Share via


const Module

Enums

DistanceFunction

Distance functions for similarity search.

Cosine Similarity the cosine (angular) similarity between two vectors measures only the angle between the two vectors, without taking into account the length of the vectors Cosine Similarity = 1 - Cosine Distance -1 means vectors are opposite 0 means vectors are orthogonal 1 means vectors are identical

Cosine Distance the cosine (angular) distance between two vectors measures only the angle between the two vectors, without taking into account the length of the vectors Cosine Distance = 1 - Cosine Similarity 2 means vectors are opposite 1 means vectors are orthogonal 0 means vectors are identical

Dot Product measures both the length and angle between two vectors same as cosine similarity if the vectors are the same length, but more performant

Euclidean Distance measures the Euclidean distance between two vectors also known as l2-norm

Euclidean Squared Distance measures the Euclidean squared distance between two vectors also known as l2-squared

Manhattan measures the Manhattan distance between two vectors

Hamming number of differences between vectors at each dimensions

IndexKind

Index kinds for similarity search.

HNSW Hierarchical Navigable Small World which performs an approximate nearest neighbor (ANN) search. Lower accuracy than exhaustive k nearest neighbor, but faster and more efficient.

Flat Does a brute force search to find the nearest neighbors. Calculates the distances between all pairs of data points, so has a linear time complexity, that grows directly proportional to the number of points. Also referred to as exhaustive k nearest neighbor in some databases. High recall accuracy, but slower and more expensive than HNSW. Better with smaller datasets.

IVF Flat Inverted File with Flat Compression. Designed to enhance search efficiency by narrowing the search area through the use of neighbor partitions or clusters. Also referred to as approximate nearest neighbor (ANN) search.

Disk ANN Disk-based Approximate Nearest Neighbor algorithm designed for efficiently searching for approximate nearest neighbors (ANN) in high-dimensional spaces.

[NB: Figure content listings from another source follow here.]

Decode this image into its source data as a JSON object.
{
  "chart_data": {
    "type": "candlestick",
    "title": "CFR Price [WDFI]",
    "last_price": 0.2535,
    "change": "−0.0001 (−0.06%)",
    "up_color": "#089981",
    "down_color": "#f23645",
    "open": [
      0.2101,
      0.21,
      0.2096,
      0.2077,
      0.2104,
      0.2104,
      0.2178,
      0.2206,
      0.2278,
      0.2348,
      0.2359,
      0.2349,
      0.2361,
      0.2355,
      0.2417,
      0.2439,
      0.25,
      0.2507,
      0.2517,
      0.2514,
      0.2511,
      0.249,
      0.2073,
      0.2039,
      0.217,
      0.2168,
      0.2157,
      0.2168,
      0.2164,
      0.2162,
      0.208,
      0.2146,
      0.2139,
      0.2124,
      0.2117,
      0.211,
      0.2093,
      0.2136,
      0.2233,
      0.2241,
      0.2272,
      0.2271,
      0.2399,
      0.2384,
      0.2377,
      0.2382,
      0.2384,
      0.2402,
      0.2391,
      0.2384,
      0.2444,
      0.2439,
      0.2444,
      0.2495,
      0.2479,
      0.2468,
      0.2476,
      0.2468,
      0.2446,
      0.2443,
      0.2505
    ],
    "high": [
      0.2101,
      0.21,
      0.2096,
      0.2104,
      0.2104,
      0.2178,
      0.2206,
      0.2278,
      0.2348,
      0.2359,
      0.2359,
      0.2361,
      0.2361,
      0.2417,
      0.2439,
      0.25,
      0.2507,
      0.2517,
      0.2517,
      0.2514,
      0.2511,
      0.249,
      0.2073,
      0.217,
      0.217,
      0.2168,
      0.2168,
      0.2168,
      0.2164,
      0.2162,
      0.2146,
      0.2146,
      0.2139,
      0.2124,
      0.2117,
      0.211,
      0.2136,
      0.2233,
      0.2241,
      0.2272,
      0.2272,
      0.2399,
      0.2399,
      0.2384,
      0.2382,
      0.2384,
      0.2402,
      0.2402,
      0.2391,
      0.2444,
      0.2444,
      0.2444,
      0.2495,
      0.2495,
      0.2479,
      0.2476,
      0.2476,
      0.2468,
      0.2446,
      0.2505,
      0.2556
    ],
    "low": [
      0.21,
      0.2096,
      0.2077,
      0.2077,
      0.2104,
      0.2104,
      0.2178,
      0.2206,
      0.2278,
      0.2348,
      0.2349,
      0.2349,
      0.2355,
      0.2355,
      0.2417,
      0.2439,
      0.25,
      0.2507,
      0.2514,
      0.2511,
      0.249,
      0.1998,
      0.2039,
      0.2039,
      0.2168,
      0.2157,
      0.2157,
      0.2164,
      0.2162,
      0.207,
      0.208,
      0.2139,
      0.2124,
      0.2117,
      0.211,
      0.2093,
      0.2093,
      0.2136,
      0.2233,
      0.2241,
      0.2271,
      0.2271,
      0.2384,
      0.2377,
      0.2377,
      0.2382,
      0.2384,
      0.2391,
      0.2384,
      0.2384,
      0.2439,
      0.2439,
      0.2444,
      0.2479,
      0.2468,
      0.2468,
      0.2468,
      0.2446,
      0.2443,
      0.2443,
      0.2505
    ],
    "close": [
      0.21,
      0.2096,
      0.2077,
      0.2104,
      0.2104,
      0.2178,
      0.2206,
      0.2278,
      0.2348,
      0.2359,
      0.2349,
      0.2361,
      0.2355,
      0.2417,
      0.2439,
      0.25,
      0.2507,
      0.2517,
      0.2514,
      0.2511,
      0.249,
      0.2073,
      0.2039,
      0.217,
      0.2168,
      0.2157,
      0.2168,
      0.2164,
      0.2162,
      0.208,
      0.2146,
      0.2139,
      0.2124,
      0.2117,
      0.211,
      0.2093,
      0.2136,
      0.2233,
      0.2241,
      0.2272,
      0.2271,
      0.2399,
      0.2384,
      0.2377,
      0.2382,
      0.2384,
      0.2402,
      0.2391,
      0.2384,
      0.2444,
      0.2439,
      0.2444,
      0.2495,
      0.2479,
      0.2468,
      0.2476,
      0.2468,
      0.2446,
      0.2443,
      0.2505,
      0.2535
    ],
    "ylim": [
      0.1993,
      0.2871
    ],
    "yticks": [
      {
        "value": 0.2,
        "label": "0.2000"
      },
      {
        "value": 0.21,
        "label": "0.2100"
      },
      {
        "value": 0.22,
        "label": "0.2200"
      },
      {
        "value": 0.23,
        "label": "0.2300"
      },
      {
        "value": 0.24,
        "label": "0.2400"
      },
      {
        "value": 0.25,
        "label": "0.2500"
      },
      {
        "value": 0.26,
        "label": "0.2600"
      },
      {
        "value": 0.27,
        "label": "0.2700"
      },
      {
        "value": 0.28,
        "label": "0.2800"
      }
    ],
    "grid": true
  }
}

The primary focus of DiskANN is to handle large-scale datasets that cannot fit entirely into memory, leveraging disk storage to store the data while maintaining fast search times.

Quantized Flat Index that compresses vectors using DiskANN-based quantization methods for better efficiency in the kNN search.

Dynamic Dynamic index allows to automatically switch from FLAT to HNSW indexes.